O Tribunal Regional Eleitoral do Ceará (TRE-CE) manteve a legitimidade da convenção da Federação União Progressista que selou o apoio à candidatura de Ciro Gomes ao Governo do Ceará. Por 4 votos a 2, a Corte rejeitou a ação movida pelas comissões estaduais do União Brasil e do Progressistas, que tentavam anular a deliberação federativa.
Com o resultado, permanecem válidas também as indicações dos nomes da chapa, como Roberto Cláudio (União) para vice-governador e Capitão Wagner (União) na disputa ao Senado Federal.
A disputa interna teve início no fim de julho, quando as executivas estaduais do União Brasil (presidido por Moses Rodrigues) e do Progressistas (presidido por AJ Albuquerque) decidiram apoiar a candidatura à reeleição do governador Elmano de Freitas. Contudo, na convenção da Federação União Progressista, formada por ambos os partidos, foi aprovado o alinhamento com a candidatura opositora de Ciro Gomes.

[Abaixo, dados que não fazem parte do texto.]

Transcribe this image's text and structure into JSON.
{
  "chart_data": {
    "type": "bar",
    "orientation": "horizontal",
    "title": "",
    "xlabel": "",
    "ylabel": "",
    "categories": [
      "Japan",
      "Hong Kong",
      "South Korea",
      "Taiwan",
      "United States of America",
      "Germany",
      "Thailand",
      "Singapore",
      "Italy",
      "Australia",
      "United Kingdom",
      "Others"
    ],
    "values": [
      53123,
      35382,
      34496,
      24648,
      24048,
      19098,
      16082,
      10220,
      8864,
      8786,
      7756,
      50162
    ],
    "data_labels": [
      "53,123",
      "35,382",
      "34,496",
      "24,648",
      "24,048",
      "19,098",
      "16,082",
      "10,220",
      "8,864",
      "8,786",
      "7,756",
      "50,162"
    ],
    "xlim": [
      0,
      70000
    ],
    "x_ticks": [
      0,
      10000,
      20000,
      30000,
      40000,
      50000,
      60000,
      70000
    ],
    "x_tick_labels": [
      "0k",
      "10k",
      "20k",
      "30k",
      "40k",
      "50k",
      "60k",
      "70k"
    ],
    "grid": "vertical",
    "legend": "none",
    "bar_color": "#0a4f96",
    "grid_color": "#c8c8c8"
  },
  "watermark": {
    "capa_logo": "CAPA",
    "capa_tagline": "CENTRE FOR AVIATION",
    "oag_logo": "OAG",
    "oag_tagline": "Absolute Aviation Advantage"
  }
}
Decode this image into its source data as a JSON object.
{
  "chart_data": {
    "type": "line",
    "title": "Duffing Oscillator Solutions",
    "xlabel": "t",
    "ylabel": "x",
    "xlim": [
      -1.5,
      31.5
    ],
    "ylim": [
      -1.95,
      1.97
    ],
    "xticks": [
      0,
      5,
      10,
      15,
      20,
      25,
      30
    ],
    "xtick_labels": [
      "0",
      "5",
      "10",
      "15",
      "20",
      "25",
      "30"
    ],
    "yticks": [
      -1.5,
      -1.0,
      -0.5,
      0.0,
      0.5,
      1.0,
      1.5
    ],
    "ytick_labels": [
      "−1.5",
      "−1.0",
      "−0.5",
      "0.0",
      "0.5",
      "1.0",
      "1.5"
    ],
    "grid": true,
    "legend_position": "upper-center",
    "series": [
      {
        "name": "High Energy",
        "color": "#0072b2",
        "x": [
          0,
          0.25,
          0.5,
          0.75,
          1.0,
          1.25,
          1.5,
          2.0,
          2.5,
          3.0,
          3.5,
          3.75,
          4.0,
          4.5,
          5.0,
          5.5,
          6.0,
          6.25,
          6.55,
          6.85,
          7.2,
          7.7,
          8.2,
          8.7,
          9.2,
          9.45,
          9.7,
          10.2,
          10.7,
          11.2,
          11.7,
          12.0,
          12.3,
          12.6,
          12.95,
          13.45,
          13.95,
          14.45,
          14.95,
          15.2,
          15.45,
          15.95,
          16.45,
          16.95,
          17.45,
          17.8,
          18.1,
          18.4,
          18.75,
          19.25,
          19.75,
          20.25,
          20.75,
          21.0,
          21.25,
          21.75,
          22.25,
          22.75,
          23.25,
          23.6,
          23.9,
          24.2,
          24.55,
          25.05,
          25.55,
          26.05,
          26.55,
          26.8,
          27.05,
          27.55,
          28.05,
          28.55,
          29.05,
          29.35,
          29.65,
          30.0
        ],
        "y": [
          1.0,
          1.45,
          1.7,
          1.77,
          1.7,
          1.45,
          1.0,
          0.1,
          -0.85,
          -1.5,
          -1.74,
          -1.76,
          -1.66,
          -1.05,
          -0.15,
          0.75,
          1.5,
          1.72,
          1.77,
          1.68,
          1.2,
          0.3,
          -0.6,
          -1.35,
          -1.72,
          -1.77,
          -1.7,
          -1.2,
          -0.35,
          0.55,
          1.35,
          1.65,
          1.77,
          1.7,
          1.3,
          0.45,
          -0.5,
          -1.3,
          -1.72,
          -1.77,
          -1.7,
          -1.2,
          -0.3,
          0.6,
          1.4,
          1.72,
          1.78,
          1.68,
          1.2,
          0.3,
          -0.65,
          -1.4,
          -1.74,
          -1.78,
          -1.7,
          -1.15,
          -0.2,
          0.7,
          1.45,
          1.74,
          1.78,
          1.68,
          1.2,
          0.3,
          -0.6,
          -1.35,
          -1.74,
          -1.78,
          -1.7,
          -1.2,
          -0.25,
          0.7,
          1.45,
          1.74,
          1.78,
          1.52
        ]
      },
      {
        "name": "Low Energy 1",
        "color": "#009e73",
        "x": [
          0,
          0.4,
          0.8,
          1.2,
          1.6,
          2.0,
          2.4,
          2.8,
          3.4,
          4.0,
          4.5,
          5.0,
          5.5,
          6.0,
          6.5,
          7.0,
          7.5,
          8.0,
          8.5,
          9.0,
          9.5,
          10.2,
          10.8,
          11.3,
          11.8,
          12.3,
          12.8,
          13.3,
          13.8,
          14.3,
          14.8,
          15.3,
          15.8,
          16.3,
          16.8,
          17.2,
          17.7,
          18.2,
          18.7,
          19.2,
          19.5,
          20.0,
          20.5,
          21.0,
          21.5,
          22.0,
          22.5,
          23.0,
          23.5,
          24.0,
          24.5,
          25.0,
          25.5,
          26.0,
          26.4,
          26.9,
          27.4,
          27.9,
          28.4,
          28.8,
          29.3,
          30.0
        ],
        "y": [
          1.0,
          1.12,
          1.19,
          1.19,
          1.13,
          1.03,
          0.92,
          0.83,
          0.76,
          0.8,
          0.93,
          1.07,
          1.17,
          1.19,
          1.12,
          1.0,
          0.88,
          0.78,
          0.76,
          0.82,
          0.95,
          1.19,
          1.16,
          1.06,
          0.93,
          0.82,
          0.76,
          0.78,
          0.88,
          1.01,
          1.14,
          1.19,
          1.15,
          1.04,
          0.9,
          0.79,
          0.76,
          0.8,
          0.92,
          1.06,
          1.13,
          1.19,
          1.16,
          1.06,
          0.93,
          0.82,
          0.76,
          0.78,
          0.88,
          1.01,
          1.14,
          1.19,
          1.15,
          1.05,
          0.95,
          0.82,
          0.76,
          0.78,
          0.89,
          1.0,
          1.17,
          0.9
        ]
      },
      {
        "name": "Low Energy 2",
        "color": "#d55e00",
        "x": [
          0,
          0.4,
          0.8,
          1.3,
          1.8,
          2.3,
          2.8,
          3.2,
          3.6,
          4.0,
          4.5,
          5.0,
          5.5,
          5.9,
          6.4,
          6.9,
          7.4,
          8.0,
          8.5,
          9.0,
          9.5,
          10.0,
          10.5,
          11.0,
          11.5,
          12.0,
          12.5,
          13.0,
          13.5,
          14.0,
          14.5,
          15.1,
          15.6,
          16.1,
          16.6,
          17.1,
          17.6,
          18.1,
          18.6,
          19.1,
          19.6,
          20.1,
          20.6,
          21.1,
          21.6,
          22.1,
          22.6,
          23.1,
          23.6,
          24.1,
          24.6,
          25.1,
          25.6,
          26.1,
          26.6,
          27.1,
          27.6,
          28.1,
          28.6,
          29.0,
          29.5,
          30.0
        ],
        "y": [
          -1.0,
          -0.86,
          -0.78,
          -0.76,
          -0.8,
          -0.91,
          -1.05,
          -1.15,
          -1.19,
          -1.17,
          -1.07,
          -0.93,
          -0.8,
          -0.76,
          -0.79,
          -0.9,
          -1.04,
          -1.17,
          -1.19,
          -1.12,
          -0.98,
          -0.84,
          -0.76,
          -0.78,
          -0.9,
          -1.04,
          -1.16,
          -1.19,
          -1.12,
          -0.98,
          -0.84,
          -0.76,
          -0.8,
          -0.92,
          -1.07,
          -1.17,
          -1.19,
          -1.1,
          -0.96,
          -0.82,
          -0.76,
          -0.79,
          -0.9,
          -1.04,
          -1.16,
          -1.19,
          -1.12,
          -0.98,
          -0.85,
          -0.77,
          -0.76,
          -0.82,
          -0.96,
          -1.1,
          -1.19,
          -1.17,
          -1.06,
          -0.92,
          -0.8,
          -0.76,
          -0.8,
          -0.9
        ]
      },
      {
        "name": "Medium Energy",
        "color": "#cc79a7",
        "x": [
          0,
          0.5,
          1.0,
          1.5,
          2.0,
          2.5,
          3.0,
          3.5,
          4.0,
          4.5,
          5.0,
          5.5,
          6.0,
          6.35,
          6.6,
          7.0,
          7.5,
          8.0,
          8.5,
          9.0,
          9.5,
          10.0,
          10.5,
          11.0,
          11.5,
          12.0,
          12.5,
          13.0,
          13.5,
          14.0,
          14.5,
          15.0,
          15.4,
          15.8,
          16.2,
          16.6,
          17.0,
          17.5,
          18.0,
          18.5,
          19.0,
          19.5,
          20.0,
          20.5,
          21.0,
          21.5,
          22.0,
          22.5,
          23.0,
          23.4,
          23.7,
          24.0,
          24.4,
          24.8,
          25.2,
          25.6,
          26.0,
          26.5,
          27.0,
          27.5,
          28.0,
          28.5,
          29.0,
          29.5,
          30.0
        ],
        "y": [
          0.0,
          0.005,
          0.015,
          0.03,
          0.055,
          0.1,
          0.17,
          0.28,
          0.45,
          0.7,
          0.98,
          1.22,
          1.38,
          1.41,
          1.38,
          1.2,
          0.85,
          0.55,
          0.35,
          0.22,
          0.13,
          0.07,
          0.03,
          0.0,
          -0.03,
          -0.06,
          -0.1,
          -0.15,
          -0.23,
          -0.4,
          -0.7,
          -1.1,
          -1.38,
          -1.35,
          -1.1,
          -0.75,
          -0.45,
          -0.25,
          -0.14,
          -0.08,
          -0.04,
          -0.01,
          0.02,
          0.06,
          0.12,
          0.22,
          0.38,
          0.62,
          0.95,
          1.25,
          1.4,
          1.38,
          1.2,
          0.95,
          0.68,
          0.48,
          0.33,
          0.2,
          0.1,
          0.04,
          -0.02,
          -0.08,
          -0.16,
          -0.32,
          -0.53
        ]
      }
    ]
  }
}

No dia seguinte, as siglas recorreram ao TRE-CE contra a própria federação para tentar anular a ata da convenção. O impasse entre a autonomia partidária e a hierarquia da federação tornou-se o centro dos debates políticos entre governistas e oposicionistas no estado.
A sessão iniciou-se sob a condução da presidente do TRE-CE, desembargadora Maria Iraneide Moura Silva. Logo na abertura, a defesa da coligação de Ciro Gomes suscitou a suspeição do desembargador Leonardo Roberto Oliveira de Vasconcelos, alegando atuação prévia do magistrado em favor de Gabriella Aguiar (PSD), candidata a vice na chapa de Elmano. Após o desembargador afastar a suspeição, o pedido foi retirado pela defesa e o julgamento prosseguiu.
Na análise das preliminares, o Plenário rejeitou por 4 votos a 2 a tese de Inadequação da Via Eleita, discordando do parecer do Ministério Público Eleitoral (MPE) — que havia sugerido a extinção do processo sem julgamento de mérito por entender que a discussão deveria ocorrer no processo do DRAP (Demonstrativo de Regularidade de Atos Partidários).
A deliberação de mérito teve uma reviravolta no placar antes da definição final:
Voto do Relator (Derrotado): O relator Wilker Macêdo Lima votou pela anulação parcial da ata da federação, sustentando que a direção estadual federativa não poderia ignorar a decisão unânime e convergente dos partidos que a constituem. Para ele, agir de forma contrária equivaleria a dar à federação um caráter de fusão partidária. O voto foi acompanhado pelo desembargador Leonardo Roberto Oliveira de Vasconcelos.
Divergência Vencedora: A divergência foi aberta pelo desembargador Emanuel Leite Albuquerque, que defendeu que a atuação federativa possui caráter unificado em todos os níveis do processo eleitoral. No entendimento vencedor, a vontade eleitoral comum da federação se sobrepõe à decisão isolada de cada legenda integrante.
O voto divergente foi seguido pelos desembargadores José Maximiliano Machado Cavalcanti, Antônio Edilberto Oliveira Lima e José Cavalcante Júnior, consolidando o placar de 4 a 2 a favor da manutenção da ata aprovada pela federação.
Embora tenha divergido do MPE no tocante ao aspecto processual (preliminar), a decisão final do TRE-CE alinhou-se ao entendimento de mérito apresentado pelo procurador regional eleitoral Celso Costa Lima Verde Leal.
O órgão ministerial destacou que, nos termos do estatuto da própria Federação União Progressista, a entidade funciona juridicamente de maneira unificada e a decisão de sua convenção vincula obrigatoriamente as agremiações que a integram.